Efficient Removal Lemmas for Matrices

Abstract

It was recently proved in Alon et al. (2017) that any hereditary property of two-dimensional matrices (where the row and column order is not ignored) over a finite alphabet is testable with a constant number of queries, by establishing the following ordered matrix removal lemma: For any finite alphabet Γ, any hereditary property $\mathcal {P}$ of matrices over Γ, and any 𝜖 > 0, there exists $f_{\mathcal {P}}(\epsilon )$ such that for any matrix M over Γ that is 𝜖-far from satisfying $\mathcal {P}$, most of the $f_{\mathcal {P}}(\epsilon ) \times f_{\mathcal {P}}(\epsilon )$ submatrices of M do not satisfy $\mathcal {P}$. Here being 𝜖-far from $\mathcal {P}$ means that one needs to modify at least an 𝜖-fraction of the entries of M to make it satisfy $\mathcal {P}$. However, in the above general removal lemma, $f_{\mathcal {P}}(\epsilon )$ grows very quickly as a function of 𝜖− 1, even when $\mathcal {P}$ is characterized by a single forbidden submatrix.
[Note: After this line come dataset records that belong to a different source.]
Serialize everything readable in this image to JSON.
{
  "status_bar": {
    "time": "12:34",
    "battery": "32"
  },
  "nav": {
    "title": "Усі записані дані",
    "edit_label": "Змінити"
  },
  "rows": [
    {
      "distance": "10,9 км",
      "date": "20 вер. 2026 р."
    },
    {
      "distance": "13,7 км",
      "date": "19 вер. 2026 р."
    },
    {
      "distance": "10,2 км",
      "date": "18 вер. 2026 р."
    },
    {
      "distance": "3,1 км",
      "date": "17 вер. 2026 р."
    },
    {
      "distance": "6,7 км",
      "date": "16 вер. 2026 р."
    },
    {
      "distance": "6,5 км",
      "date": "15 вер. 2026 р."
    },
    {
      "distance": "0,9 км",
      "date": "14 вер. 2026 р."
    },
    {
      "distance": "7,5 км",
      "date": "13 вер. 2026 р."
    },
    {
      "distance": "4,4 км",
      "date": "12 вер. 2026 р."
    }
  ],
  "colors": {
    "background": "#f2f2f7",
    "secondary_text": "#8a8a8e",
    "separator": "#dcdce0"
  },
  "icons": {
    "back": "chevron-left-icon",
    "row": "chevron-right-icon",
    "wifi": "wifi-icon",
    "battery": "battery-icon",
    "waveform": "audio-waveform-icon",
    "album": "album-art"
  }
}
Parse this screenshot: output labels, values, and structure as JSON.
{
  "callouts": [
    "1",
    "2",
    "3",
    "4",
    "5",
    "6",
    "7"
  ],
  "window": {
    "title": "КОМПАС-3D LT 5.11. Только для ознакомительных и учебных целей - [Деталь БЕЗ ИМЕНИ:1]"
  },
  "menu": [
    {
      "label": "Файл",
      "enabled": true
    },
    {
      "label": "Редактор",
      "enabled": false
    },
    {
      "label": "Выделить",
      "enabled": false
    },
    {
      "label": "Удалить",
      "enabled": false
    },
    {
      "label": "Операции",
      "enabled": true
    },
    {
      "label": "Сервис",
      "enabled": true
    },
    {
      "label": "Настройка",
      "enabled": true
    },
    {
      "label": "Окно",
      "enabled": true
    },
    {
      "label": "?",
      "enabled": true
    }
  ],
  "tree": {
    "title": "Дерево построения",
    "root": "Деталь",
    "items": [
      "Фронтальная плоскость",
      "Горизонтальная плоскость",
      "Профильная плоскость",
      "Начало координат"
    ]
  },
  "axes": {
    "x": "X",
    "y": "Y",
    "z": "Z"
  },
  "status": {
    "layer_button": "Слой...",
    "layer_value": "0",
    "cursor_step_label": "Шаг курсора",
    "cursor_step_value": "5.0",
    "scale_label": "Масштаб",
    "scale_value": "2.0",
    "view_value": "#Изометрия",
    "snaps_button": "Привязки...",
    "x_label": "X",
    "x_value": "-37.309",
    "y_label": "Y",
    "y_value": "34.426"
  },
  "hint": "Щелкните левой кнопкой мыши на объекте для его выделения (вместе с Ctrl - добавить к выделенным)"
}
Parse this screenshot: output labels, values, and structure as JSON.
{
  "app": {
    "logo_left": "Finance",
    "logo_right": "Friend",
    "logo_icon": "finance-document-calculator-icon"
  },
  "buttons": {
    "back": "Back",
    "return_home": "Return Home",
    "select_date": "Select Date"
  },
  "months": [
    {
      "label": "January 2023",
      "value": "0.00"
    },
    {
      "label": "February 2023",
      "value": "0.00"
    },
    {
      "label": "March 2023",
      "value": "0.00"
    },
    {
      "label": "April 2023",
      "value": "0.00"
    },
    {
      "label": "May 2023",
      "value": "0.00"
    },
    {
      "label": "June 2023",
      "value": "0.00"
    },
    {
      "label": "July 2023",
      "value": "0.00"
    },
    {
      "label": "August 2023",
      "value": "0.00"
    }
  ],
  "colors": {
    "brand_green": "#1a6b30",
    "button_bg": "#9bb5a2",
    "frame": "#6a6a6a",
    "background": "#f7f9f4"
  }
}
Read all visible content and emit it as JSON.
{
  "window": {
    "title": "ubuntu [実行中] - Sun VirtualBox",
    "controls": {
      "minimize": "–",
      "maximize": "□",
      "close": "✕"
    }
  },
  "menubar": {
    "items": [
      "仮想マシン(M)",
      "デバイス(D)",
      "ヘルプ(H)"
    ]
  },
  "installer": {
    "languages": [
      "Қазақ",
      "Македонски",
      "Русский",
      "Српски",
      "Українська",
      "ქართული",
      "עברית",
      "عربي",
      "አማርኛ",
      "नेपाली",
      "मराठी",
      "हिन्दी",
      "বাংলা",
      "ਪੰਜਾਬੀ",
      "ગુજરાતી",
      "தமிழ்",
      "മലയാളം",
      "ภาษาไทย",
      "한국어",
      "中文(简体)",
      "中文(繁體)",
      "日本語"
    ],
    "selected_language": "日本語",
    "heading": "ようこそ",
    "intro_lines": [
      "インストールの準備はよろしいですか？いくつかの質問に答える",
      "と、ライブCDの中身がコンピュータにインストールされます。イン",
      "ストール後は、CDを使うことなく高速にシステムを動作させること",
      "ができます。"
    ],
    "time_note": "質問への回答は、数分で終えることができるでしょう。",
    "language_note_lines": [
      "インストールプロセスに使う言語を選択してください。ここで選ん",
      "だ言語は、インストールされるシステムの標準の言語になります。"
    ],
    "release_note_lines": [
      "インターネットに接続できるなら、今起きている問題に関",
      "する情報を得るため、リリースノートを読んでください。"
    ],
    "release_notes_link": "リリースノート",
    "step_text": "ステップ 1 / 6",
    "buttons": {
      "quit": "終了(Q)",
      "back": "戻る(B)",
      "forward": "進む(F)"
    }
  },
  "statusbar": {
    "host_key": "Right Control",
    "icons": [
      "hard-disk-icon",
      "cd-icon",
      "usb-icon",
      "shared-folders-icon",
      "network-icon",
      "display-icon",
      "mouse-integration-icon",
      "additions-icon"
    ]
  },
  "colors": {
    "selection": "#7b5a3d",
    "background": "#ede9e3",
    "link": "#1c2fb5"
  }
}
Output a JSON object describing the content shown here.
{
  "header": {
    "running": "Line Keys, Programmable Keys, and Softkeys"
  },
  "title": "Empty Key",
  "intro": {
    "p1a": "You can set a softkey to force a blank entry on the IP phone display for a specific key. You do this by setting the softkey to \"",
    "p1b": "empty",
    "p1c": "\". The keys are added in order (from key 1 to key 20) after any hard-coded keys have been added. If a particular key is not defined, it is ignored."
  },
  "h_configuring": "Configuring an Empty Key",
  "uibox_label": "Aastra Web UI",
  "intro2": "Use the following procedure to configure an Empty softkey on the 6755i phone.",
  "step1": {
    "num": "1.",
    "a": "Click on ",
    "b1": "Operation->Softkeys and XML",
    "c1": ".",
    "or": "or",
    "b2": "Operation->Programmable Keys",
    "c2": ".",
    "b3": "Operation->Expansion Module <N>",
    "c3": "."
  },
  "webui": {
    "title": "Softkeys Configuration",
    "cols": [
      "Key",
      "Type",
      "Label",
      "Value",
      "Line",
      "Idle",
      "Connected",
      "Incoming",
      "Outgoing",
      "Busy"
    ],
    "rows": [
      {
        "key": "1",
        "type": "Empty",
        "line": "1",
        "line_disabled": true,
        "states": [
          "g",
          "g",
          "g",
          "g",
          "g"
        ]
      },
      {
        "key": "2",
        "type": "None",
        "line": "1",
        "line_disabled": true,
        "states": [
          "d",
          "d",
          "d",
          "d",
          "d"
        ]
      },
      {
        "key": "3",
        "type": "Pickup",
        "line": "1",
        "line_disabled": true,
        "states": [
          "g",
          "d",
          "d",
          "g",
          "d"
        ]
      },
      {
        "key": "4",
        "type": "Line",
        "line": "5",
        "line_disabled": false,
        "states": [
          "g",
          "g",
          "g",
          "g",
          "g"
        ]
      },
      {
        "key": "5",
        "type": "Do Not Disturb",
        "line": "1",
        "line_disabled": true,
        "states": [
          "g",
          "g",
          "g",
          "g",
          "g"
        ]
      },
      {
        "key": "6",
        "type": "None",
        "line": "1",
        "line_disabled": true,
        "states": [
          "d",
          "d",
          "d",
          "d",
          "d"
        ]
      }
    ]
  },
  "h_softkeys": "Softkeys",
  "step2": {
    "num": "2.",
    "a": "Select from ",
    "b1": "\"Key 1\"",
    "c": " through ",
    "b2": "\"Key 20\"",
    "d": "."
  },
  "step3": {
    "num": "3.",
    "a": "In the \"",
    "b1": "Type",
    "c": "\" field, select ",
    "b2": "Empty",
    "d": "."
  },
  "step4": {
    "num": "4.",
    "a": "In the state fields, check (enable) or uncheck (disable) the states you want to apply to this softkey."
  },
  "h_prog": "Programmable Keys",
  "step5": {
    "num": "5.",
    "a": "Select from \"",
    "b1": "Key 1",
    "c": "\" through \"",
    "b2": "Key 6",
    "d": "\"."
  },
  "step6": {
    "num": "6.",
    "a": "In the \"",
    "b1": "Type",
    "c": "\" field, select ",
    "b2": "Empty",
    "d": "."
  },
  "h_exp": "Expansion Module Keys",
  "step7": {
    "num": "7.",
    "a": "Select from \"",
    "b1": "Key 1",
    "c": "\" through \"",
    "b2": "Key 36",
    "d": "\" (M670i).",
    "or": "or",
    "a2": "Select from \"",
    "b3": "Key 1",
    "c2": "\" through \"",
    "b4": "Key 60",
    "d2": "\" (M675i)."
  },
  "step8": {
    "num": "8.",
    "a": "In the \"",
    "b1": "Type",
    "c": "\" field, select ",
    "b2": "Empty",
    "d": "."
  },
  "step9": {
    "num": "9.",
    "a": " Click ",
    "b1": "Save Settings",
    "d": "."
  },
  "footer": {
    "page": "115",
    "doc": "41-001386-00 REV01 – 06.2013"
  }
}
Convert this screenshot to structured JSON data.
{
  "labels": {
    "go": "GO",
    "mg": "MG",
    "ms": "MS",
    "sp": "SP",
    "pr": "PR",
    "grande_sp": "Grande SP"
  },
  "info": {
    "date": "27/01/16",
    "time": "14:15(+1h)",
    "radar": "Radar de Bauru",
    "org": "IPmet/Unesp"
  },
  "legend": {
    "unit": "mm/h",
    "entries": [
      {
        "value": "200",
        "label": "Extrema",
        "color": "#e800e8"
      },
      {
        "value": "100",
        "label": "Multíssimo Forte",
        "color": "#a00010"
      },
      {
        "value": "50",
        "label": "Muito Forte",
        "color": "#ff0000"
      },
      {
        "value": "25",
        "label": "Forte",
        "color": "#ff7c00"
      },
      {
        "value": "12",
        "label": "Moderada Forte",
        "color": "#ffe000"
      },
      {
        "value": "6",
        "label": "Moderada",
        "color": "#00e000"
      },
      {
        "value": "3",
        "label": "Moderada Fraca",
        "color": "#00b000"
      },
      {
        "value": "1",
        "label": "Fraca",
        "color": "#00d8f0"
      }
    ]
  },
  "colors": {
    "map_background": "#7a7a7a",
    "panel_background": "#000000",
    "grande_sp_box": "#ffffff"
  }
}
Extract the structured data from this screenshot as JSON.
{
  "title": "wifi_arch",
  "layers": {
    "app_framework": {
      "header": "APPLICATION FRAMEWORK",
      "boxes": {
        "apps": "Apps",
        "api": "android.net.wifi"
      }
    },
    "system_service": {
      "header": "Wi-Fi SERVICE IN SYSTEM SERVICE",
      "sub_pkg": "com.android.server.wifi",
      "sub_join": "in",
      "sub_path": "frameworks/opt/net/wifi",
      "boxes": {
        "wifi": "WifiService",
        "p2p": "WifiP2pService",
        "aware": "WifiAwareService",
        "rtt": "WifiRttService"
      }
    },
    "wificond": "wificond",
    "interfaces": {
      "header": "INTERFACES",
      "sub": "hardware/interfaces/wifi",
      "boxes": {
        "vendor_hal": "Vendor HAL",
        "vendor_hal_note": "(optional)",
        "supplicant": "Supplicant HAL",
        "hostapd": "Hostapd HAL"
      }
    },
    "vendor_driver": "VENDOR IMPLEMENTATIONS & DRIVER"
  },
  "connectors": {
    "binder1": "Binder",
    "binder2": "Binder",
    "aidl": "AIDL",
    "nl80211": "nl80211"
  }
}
In this work we establish much more efficient removal lemmas for several special cases of the above problem. In particular, we show the following, which can be seen as an efficient binary matrix analogue of the triangle removal lemma: For any fixed s × t binary matrix A and any 𝜖 > 0 there exists δ > 0 polynomial in 𝜖, such that for any binary matrix M in which less than a δ-fraction of the s × t submatrices are equal to A, there exists a set of less than an 𝜖-fraction of the entries of M that intersects every copy of A in M. We generalize the work of Alon et al. (2007) and make progress towards proving one of their conjectures. The proofs combine their efficient conditional regularity lemma for matrices with additional combinatorial and probabilistic ideas.